Reliability in a world of endless surprise

Interview with Aaron Blohowiak

Who should come hear your talk?

Anyone who is interested in learning about how we pursue reliability at scale: developers, operators and managers. I think there is a mentality that if we try hard enough, we can do things without error. While I always strive to be better, I think a „perfectionist“ mentality leads us down a path that leads to more pain overall than accepting the inevitability of errors and then focusing on driving down the impact of errors when they do occur. I will try to build the case for this belief by following the evolution of notions about causality through history. If you already believe that recovery is greater than prevention, then my talk will help you convince your peers. If you disagree with this strongly, then please come to hear me out and then debate me afterwards — there are few pleasures in life greater than when two people with different views come to a better understanding of each other.

What are some of the DevOps hurdles that Netflix faces?

We have over a thousand software engineers, a microservice architecture composed of hundreds of different services, over 139M customers, and operate 24/7/365. We do not have a centralized architecture committee, nor do we have a standardized change-control mechanism and each team of developers has full responsibility for the reliability of their services. Maintaining such scale and such independence while building a highly available system requires new ways of thinking.

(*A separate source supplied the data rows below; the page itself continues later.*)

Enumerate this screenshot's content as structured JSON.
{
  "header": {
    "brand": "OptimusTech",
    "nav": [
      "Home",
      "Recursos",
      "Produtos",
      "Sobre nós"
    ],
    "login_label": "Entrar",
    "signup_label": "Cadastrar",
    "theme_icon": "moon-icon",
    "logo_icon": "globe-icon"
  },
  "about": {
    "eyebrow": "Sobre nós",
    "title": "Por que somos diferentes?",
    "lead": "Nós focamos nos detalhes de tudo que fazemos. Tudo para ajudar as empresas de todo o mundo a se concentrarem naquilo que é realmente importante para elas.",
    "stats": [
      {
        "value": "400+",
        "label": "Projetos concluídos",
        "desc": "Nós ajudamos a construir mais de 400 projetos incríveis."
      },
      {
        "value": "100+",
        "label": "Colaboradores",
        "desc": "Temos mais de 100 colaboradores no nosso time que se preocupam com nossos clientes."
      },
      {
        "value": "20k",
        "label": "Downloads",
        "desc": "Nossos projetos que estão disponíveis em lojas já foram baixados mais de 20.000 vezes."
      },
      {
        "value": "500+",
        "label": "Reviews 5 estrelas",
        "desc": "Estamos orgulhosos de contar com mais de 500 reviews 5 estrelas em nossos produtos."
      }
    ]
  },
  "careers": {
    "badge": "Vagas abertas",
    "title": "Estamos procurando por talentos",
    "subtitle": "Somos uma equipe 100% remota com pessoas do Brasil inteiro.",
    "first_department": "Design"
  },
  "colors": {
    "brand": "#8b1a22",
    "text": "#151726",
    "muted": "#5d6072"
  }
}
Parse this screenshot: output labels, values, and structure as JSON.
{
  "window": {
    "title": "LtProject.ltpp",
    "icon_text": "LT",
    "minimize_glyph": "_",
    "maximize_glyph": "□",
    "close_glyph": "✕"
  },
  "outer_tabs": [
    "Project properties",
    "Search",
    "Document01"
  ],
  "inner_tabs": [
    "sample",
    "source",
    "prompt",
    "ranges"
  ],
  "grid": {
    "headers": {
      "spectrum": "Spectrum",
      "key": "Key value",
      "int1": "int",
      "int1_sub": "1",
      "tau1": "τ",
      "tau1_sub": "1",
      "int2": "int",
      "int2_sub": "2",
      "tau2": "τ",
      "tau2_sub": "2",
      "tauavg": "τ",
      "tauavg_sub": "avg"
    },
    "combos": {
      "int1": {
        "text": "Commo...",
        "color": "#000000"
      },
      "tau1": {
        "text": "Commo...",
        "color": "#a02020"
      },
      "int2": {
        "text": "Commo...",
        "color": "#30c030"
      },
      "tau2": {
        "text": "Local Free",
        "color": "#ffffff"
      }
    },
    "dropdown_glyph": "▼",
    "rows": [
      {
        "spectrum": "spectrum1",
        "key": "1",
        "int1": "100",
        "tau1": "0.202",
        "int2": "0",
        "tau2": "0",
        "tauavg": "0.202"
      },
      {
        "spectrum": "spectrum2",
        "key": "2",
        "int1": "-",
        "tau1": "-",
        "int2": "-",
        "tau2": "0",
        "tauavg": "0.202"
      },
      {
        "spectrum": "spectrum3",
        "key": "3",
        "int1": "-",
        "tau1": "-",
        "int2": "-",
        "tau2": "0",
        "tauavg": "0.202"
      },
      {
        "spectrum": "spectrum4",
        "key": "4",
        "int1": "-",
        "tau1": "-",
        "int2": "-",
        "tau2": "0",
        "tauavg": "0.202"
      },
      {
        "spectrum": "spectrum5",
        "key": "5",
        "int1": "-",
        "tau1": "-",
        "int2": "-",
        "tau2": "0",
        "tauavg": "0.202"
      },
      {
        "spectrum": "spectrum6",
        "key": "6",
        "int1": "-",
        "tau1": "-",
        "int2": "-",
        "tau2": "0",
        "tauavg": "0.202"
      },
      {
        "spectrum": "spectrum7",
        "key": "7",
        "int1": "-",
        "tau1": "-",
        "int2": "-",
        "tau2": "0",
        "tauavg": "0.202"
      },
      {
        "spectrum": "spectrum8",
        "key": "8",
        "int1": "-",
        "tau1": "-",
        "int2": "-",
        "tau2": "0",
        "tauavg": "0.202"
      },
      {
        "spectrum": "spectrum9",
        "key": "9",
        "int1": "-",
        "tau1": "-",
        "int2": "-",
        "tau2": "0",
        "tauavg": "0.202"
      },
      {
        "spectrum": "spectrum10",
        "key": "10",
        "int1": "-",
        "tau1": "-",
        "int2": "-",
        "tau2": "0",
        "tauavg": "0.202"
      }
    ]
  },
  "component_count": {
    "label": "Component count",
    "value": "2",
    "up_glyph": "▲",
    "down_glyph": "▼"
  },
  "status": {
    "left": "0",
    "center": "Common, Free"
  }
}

What do you like most about your job?

My coworkers are brilliant, kind and challenging — they inspire me every day. Our culture is one of freedom and frank discussion, we trust people to make good decisions and we tell each other when something could be better.

What is the foremost KPI in reliability at Netflix?

Stream Starts Per Second (SPS.) This is how many people are successfully initiating playback of a movie or show. We are lucky in that we have quite an organization all working toward the single goal of having people watch things they love.

Can you comment on the technical challenges of introducing Black Mirror: Bandersnatch?

For those who don’t know it, Bandersnatch is an interactive film with multiple possible endings, where viewers make decisions for the main character. It was a large effort across many parts of the organization that influenced many different systems. While we were only peripherally engaged in the effort, I know enough to say that I am impressed at how quickly and how well the project came together. I am very excited to see the evolution of storytelling.

And finally….what is your favourite Netflix series?

So many! Hard to choose. In no particular order: The Rain, Kimmy Schmidt, BoJack, Altered Carbon, Maniac, Sex Education, Ozark, Disenchantment, The Last O.G, Stranger Things. I also like some of our original movies like Bird Box, IO, Bright, and Ballad of Buster Scruggs.